会社は2011年つまり今から10年前に倒産しましたが、その10年前2002年に親から引き継いで社長になりました。引き継いだときにはすでにレッドカードが出ているような会社だったのですが、そんな会社を立て直した立派な方々もたくさんいますので、取り立てて不幸だったわけではありません。

前の会社は、お客様に頼まれて様々な機械の駆動源となるモーターコントローラとコンピュータ制御を一体化させたインバータと呼ばれる装置を中心に、開発した量産品を製造する、開発部門があるもののいわゆる製造業と呼ばれる会社でした。
もちろん開発では儲からないので、量産化した製品を作っていくことで付加価値を確保する会社です。

その時の経営理念がこれです。

人と出会おう
夢を創ろう
共に育とう
幸せを掴もう

製造業の経営理念ですよ。製造業の。なんか違いますよね。

人と出会おう

製造業の基本は製造です。もちろん一緒にものをつくる同僚はいるので一人ぼっちではないですが、自分の工場で一日中働いているのに、どうやって人と出会うのよ。たぶん従業員の多くはそう思っていたに違いありません。

夢を創ろう

製造業の基本は品質です。夢ではありません。夢を叶えようなら開発部隊としての意義がある。そもそもレッドゾーンの会社を引き継ぐことになって夢を失った状態の自分を奮い立たせるに過ぎない言葉でした。

共に育とう

まあ、これについては、中小企業家同友会の「共に育つ」という言葉に感銘を受けて、俺も成長するよう頑張るので、みんなも成長しようぜくらいの意味でしょうか。いい言葉ですが、全く咀嚼ができてなかったと思っています。

幸せを掴もう

これなんかは、今考えると最低ですね。「いま、私は不幸せなんです」って宣言してるんですよ。その時の自分の気持ちがそのまんま出ています。

どこに行きたかったのか

経営理念というのは、また別の機会に述べますが、会社の最も根幹となる価値を定義するところです。この経営理念はもっと多くの人と出会う機会が多い業種、例えば不動産業とか商社とかだったらもう少ししっくり来たかもしれません。でもやっぱり違いますね。

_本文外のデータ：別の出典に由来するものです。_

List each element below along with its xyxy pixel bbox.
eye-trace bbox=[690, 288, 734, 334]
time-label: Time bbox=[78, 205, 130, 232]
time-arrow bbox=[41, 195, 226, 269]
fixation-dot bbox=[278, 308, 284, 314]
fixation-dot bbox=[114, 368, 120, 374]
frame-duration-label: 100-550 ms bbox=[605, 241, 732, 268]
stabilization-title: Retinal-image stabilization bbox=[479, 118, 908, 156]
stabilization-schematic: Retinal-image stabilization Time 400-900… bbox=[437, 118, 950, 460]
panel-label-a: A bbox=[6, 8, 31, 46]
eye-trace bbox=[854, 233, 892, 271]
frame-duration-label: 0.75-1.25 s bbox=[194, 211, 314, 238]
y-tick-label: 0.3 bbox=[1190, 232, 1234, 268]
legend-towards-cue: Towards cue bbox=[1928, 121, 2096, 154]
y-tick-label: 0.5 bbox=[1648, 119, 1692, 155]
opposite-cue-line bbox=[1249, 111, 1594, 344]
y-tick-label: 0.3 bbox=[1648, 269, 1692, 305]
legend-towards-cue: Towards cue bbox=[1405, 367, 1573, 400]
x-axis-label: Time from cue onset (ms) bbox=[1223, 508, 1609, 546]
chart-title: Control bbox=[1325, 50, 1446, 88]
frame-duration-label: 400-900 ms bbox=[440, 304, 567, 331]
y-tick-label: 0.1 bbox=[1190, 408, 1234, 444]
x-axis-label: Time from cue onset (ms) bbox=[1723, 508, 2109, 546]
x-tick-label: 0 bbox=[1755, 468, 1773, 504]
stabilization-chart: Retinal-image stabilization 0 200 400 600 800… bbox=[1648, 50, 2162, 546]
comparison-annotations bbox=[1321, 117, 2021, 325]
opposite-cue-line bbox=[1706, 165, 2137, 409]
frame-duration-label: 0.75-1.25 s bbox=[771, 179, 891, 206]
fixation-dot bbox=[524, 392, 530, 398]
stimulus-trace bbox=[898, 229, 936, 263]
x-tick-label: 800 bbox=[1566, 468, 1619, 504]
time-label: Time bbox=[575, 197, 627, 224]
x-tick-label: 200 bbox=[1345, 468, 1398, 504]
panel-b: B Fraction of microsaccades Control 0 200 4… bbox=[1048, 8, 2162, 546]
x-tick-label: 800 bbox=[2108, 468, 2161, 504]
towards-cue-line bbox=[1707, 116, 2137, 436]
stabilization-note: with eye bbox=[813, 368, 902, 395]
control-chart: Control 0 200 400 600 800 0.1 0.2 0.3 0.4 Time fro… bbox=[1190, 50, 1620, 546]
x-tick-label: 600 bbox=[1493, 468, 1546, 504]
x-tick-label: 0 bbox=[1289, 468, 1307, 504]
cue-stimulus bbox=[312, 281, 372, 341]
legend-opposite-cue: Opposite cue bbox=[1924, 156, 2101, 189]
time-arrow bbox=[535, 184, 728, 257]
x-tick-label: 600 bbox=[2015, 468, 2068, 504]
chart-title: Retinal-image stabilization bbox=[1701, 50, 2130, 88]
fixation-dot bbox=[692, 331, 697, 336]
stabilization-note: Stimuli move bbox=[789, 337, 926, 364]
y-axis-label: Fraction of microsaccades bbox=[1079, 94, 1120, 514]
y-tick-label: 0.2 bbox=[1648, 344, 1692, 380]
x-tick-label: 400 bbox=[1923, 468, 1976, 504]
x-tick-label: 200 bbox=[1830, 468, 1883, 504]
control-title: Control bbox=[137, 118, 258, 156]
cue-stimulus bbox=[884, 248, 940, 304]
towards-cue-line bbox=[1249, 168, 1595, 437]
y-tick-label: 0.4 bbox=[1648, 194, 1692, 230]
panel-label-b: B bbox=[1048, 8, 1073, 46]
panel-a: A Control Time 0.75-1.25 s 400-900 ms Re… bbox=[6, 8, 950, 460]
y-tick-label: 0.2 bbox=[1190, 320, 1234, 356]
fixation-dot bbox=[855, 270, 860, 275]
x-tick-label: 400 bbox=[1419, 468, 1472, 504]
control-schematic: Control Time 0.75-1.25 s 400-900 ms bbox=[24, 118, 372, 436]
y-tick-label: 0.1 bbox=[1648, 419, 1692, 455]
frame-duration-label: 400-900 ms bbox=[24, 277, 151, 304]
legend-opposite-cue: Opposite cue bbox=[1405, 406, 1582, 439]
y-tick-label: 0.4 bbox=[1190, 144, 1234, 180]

言い訳をすると私が本当に感銘を受けたのは堀場製作所の経営理念「おもしろおかしく」という言葉でした。硬い文言ではなく柔らかいことばのこの理念に負けないようなわかりやすい言葉を、社長になったら考えようと思い続けて、結局表面だけの真似しかできなかったんだと反省しています。

その仕事おもしろいのか?お客様の笑顔見えるか?

これは、企業としての判断基準です。やってて面白くない仕事は面白くするかやめる。これは立派な判断基準です。

では、その仕事夢を創れるのか?共に育てるのか?

何を言っているのかさっぱりわかりません。そのくらい自分の会社の経営理念は言葉だけなんかわかったようで、会社の価値も進むべき方向もさっぱりわからない、わけのわからん言葉の羅列だったわけです。

こんな経営理念で仕事をさせていた、元従業員の皆さんには、本当に申し訳ない思いでいっぱいです。